The market paid close attention to first-rate offerings, including Henry Moore’s poignant bronze, “Mother and Child with Apple” (1956), numbered two from an edition of nine. It sold to the telephone for £3,737,250 ($5,860,382) (est. £1.8-2.8 million). The bronze baby element of the sculpture, cradled by the mother’s left arm, is removable, in case anybody wants to know. The late owner acquired the sculpture from London gallery Arthur Tooth and Sons Ltd. in 1957 for £650, according to Sotheby’s Helena Newman.
Another sculpture, Alberto Giacometti’s petite, 16¼-inch-high bronze lifetime cast, “Femme Debout (Annette)” (ca. 1956) sold to another telephone for an over-estimate total of £2,169,250 ($3,401,601) (est. £800,000-1.2 million).

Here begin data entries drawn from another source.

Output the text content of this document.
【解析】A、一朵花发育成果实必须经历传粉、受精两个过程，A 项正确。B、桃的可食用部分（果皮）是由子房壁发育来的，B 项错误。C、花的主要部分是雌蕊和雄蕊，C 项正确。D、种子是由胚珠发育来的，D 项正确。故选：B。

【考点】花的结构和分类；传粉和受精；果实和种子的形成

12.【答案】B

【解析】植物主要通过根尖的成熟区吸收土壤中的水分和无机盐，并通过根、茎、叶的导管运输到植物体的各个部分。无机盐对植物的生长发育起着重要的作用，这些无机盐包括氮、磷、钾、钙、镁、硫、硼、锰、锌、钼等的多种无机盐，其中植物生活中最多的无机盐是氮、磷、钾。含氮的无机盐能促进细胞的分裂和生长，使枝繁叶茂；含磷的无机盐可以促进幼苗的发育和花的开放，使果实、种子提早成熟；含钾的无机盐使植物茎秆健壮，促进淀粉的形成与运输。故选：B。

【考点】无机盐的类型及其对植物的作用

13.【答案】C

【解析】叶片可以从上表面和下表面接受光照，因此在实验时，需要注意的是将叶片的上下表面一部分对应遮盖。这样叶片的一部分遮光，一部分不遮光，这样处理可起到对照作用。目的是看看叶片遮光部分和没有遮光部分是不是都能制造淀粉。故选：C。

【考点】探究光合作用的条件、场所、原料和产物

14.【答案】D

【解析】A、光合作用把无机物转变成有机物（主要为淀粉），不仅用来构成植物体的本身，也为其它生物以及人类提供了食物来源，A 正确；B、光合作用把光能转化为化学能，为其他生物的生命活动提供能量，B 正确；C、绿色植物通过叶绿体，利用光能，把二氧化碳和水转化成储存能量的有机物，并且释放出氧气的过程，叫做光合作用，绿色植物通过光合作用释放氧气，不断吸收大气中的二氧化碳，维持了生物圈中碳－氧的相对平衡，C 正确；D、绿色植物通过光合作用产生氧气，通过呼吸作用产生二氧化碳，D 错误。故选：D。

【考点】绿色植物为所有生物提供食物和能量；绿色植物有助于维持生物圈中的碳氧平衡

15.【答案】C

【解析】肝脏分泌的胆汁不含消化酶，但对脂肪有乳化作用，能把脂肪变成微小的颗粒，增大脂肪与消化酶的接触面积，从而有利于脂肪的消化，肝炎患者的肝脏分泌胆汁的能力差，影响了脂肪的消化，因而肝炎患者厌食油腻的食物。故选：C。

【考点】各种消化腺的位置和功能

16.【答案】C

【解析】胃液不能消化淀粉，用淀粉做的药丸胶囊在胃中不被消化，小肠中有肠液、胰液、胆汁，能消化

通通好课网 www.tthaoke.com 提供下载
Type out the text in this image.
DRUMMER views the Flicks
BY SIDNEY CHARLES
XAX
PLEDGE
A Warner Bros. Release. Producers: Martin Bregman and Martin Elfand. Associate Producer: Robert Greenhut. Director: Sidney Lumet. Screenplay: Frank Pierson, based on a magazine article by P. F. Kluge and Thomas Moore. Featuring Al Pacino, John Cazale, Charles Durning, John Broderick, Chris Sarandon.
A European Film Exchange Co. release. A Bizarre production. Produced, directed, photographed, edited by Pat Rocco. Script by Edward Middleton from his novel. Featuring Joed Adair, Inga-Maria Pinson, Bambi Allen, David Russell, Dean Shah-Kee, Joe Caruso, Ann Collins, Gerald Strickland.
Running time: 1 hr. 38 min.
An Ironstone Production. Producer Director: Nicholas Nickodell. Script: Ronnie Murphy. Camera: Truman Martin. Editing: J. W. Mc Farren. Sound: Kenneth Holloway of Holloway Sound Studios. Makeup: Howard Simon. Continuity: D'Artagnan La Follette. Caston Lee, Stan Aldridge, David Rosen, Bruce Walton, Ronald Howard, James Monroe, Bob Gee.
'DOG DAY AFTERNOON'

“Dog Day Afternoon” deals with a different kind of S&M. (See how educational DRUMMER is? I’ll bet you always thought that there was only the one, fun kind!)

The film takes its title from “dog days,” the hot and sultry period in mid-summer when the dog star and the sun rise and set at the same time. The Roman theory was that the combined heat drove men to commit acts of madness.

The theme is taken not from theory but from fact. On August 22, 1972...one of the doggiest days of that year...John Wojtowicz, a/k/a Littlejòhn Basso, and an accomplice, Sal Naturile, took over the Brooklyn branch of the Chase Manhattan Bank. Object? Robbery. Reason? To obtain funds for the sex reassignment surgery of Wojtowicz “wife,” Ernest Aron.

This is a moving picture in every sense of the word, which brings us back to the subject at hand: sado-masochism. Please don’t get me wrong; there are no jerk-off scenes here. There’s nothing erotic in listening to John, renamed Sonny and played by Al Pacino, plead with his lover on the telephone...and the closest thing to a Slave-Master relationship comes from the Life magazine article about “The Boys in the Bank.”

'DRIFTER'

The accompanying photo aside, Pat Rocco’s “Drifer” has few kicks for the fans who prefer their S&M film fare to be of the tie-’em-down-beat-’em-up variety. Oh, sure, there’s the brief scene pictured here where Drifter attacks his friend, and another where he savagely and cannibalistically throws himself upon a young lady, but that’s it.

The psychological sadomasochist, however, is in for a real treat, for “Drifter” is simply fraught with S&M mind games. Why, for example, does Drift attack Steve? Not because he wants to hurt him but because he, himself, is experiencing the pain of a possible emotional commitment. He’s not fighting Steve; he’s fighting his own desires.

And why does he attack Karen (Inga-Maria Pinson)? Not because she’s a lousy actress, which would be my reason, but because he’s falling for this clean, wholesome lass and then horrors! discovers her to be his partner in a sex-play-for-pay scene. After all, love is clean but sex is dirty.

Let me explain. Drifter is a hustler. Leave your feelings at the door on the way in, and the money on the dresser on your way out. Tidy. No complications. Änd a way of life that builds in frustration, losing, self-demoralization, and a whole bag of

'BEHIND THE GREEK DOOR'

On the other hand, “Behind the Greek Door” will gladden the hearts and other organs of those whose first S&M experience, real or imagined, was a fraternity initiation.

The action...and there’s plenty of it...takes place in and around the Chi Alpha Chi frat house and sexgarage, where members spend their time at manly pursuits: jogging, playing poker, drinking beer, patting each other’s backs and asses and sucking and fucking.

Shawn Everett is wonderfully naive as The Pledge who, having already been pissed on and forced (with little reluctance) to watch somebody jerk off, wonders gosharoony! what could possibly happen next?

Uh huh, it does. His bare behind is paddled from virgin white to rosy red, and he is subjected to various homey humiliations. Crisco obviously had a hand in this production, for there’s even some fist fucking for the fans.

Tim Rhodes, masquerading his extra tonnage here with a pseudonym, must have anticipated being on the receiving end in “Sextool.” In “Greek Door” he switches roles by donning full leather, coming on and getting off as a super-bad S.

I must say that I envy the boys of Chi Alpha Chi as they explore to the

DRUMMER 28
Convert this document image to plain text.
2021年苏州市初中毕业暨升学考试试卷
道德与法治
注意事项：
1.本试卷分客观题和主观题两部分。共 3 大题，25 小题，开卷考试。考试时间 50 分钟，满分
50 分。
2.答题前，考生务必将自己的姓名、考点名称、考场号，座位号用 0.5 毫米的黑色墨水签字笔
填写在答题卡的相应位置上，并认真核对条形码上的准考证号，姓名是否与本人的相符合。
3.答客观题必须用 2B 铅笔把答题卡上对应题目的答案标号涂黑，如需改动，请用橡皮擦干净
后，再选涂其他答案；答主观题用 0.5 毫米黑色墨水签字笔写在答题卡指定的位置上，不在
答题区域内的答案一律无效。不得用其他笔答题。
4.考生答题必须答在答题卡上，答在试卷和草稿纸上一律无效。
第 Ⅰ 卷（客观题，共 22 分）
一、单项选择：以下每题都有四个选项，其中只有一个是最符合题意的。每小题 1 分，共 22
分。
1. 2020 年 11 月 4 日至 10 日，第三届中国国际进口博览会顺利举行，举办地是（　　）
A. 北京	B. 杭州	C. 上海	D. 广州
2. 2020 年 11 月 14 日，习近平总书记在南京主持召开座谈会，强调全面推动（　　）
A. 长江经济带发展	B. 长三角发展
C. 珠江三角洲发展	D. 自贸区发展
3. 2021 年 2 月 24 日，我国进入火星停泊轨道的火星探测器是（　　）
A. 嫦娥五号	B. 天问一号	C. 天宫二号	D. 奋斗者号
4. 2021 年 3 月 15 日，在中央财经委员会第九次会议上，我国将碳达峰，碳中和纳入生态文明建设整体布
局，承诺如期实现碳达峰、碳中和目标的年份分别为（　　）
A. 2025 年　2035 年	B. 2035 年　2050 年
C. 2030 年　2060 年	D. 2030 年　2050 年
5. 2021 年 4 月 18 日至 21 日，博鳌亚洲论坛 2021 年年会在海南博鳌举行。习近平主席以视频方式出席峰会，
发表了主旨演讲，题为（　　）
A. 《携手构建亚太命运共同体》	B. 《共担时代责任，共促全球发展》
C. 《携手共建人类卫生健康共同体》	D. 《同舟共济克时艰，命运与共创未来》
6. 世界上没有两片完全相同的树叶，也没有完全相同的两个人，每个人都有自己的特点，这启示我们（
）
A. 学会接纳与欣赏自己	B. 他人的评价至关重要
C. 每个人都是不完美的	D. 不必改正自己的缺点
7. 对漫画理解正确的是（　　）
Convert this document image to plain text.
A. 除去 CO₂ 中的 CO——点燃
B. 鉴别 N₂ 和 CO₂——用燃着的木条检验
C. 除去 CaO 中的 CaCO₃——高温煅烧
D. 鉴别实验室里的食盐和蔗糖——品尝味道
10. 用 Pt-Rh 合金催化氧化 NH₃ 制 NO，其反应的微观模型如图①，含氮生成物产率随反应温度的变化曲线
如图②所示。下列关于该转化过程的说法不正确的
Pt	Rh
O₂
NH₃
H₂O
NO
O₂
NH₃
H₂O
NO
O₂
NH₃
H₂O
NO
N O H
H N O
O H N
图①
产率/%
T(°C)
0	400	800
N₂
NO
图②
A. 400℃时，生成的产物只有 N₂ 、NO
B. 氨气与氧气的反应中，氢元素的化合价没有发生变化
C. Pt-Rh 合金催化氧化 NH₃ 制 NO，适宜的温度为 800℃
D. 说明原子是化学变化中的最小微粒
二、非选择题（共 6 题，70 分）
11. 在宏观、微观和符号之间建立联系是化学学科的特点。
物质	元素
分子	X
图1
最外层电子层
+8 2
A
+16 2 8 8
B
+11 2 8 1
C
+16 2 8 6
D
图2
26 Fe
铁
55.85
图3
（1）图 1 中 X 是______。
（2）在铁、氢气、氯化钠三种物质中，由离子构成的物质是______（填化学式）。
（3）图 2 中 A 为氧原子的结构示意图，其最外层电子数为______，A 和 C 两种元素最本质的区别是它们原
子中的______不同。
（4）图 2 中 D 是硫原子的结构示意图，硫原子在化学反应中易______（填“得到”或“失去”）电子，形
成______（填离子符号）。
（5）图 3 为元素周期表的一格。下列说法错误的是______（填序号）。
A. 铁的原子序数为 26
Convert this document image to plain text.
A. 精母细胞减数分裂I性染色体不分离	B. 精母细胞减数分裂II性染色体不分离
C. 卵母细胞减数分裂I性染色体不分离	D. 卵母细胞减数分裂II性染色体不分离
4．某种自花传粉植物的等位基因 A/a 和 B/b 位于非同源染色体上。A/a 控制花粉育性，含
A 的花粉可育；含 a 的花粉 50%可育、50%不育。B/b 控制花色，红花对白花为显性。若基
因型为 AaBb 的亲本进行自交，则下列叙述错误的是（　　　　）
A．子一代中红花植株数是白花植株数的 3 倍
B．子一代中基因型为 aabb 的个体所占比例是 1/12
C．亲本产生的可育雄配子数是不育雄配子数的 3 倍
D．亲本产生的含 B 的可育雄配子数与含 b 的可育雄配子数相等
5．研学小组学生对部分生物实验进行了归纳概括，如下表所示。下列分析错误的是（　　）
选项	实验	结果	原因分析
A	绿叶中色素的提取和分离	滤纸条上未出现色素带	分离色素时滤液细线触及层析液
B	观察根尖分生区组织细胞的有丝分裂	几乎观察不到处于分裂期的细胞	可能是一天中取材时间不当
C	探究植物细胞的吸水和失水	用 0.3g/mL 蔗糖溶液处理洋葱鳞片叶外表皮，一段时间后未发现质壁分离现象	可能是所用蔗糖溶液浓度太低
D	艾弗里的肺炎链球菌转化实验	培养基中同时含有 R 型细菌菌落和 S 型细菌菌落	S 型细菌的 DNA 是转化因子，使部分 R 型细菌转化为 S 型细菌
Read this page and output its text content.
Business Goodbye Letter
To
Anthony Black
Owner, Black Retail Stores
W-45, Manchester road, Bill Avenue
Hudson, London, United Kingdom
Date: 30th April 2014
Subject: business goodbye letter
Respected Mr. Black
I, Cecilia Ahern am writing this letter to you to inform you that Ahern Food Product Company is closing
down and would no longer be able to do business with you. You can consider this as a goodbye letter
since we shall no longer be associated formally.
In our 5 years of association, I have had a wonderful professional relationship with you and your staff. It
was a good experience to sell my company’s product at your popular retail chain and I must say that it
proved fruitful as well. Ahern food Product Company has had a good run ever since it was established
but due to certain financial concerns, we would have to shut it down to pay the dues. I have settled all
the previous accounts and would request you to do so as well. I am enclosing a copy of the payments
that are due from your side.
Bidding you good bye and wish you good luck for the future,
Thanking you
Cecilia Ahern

It’s too soon to tell if the current travails of the Euro and too-big-to-fail status of some Euro Zone countries had anything to do with the evening’s tally. Paintings that appeal to a certain type of taste — call it Russian — had somewhat mixed results, as the ever racy and wildly decorative Kees van Dongen, “Lailla” (1908), featuring a harem-like femme fatale in a veil and little else, sold to a telephone bidder for £3,681,250 ($5,772,568) (est. £3.5-5 million). The work last sold at auction at Christie’s Paris in June 2006 when it made €3,372,000.
“Are we all done?” asked Wyndham to the bank of invisible telephone clients as the bidding slowed. “Is anybody there?”
“There are fewer and fewer highlights,” noted Paris dealer Lionel Pissarro as he exited the salesroom, “and the rest of the market is slow. Still,” cautioned the dealer, “it’s hard to draw conclusions from one sale.”
The evening action resumes on Wednesday at Christie’s Impressionist and Modern sale.